By no means have I forgotten New York, but my experience of the two cities has become more integrated, thanks heavily to all the reflective writing I’ve been doing this past year. So yes, I’m calming down, but not tuning out. As I wrote in this piece for Strong Towns, I’m constantly thinking about how the design of our cities shapes the design of our lives.
Recognizing patterns is essential to understanding cities, but it’s not enough. We must also consider whether or not the patterns governing our cities actually work. In other words, we must examine how it contributes (or not) to that city’s livability.
Livability is one of those words that everyone thinks they understand. “Yes, of course,” you might think, pointing to decently low crime rates, reliably functioning utilities and paved roads. “Of course our city is livable!”

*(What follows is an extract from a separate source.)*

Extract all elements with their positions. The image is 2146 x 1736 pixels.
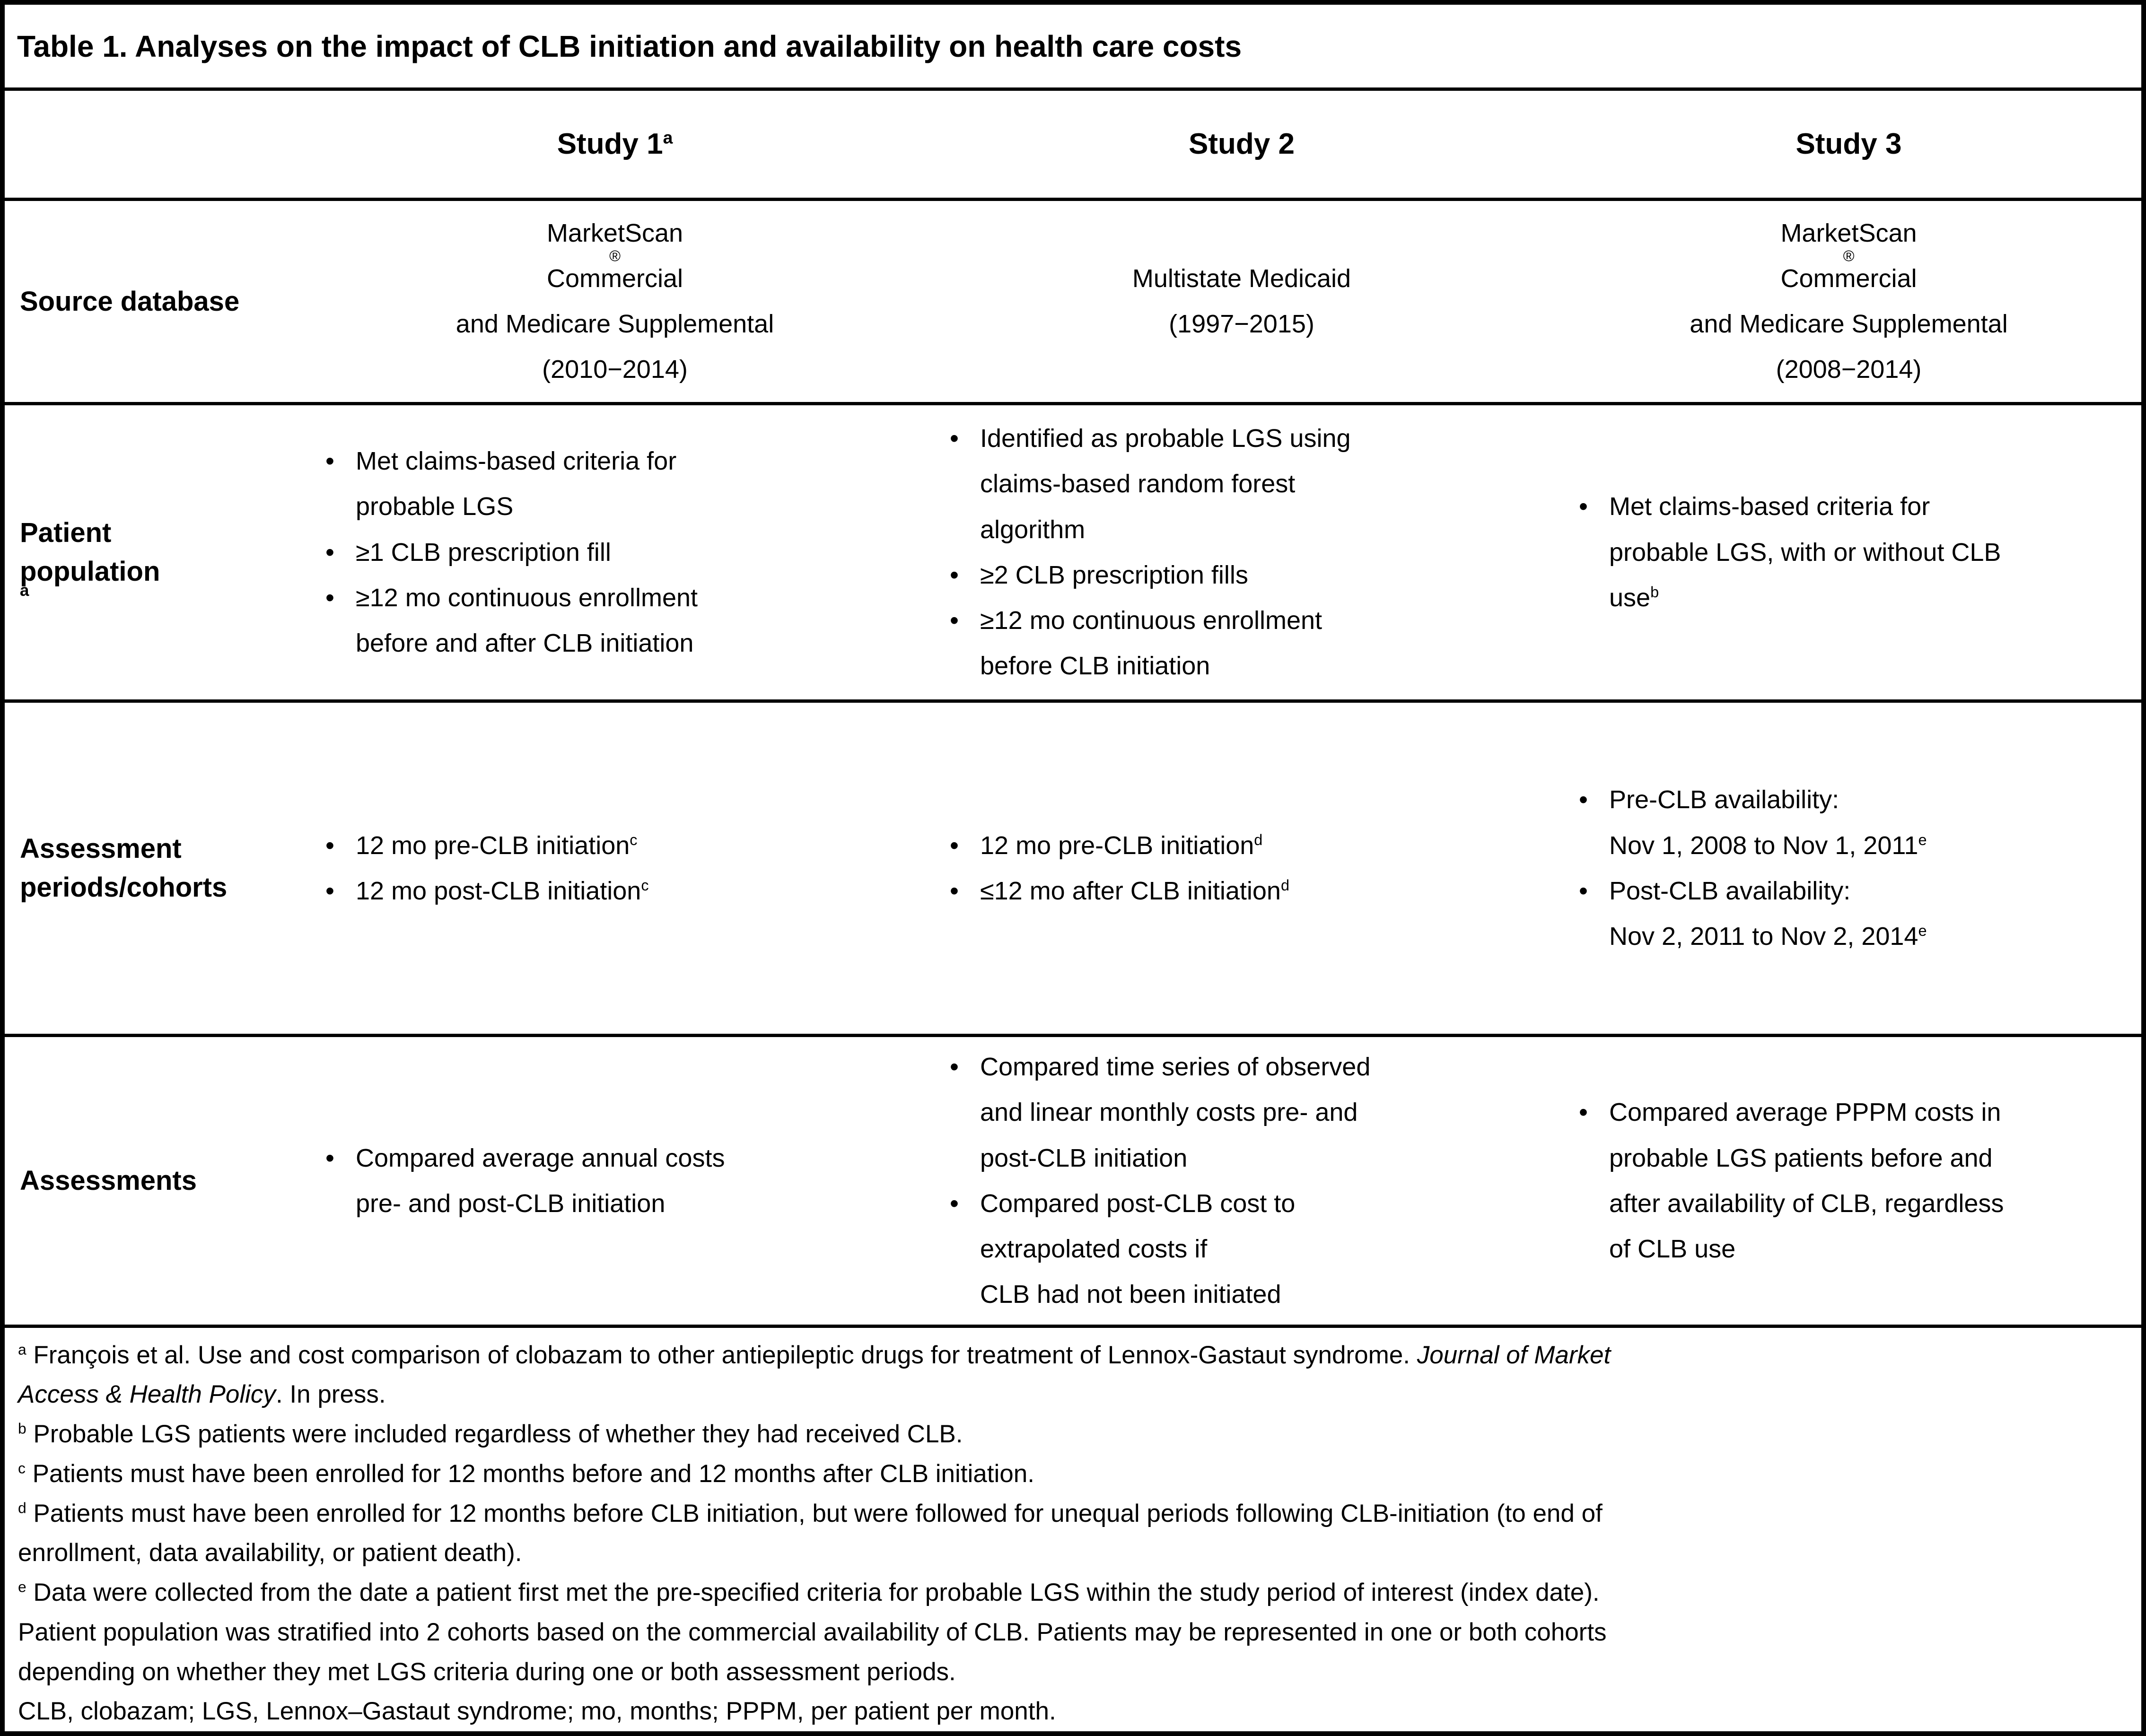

Don’t get me wrong, those things are extremely important. Streets need to be safe, utilities need to stay on, crime needs to stay low, housing needs to remain affordable. But there are other, more complex goods that communities need in order to thrive…goods such as social connection, variety, beauty, freedom of movement (without cars) and opportunities to participate in public life and variety.
These goods can be achieved partly (not entirely) by embracing certain patterns of design, governance and regulation. But unfortunately, many city leaders and department heads have a narrow view of livability, one that’s focused either on aligning with political goals, following standardized industry norms, or gaining an economic advantage. More often than not, their priorities don’t align with the priorities of everyday residents.
In Waco, I see this playing out in the arena of street safety. We have a serious street-racing problem that keeps families up at night and makes the streets extremely dangerous to drive. It’s a well-established fact that the only way to get slow driving on multi-lane roads is to make them narrow. You must simply make it nerve-wracking to drive fast.
Yet, when I ask our streets department about their plans to effectively slow traffic through design, leaders point to a variety of other measures they’re considering like in-depth traffic studies, petitionary signs and speed-trackers. Sure, these practices and processes are technically what you’re “supposed to do,” but in reality, they don’t improve the street-level livability of the city by eliminating this noisy behavior.
Technically these other “best practices” are the right thing to do, but only if you’re operating within a certain framework of livability. If consistently quiet streets don’t fall within your city’s livability framework, then they won’t become a departmental priority.
What’s desperately needed in our cities is more accountability and conversations about the visions of livability that are governing our decision-making. We need visions of livability that include the nitty-gritty, the technical and the economic, but that are also rooted in a humble understanding of what humans need to flourish, quiet nights being one of them.